Yesterday's Google Doodle which sported a circle revolving around axes, geometrical diagrams and mathematical equations has been put up in honour of Leonhard Euler, who has been described as a "a pioneering Swiss mathematician and physicist".
According to the entry on Wikipedia, Euler made "important discoveries in fields as diverse as infinitesimal calculus and graph theory. He also introduced much of the modern mathematical terminology and notation, particularly for mathematical analysis, such as the notion of a mathematical function.
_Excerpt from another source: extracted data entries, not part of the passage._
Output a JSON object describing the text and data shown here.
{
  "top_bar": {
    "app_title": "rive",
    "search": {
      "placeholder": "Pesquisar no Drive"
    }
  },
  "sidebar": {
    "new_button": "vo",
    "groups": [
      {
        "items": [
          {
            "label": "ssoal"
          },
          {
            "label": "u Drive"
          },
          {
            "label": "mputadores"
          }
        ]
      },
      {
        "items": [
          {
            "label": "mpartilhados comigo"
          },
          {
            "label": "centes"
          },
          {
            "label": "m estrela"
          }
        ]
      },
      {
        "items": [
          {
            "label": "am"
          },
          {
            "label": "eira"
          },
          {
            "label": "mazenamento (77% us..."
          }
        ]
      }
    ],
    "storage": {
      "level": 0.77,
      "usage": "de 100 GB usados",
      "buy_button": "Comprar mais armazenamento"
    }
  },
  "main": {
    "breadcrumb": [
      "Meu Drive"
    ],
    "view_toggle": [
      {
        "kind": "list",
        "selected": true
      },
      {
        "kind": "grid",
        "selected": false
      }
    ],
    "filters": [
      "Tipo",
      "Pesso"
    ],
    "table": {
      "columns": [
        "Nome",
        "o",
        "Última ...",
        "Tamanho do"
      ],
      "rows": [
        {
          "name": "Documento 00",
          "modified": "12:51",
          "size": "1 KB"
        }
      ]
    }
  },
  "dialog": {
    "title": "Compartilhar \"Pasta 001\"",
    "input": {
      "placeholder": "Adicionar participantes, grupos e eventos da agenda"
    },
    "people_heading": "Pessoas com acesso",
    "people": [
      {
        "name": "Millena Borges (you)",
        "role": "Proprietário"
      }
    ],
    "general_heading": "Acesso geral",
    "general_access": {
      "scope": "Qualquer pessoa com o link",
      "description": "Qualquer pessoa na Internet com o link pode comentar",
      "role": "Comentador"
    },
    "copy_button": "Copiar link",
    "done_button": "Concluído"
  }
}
He is also renowned for his work in mechanics, fluid dynamics, optics, and astronomy."
In other words, he was a Godfather of sorts, for the modern day geek - who as we all know, is running the world right now.
Google has special affinity for historical geeks - choosing in the past to honour people like French physicist Louis Daguerre, who created the world's first commercially successful way of capturing permanent photographs and Nasīr al-Dīn Tūsī, who was a Persian polymath and prolific writer: an architect, astronomer, biologist, chemist, mathematician, philosopher, physician, physicist, scientist, theologian and Marja Taqleed.
Euler is widely acknowledged to be one of the greatest mathematicians to have ever lived, working in almost all areas of mathematics: geometry, infinitesimal calculus, trigonometry, algebra, and number theory, as well as continuum physics, lunar theory and other areas of physics.
Most notably according to William Dunham in his book titled Euler: the master of us all, he introduced the concept of a function and was the first to write f(x) to denote the function f applied to the argument x.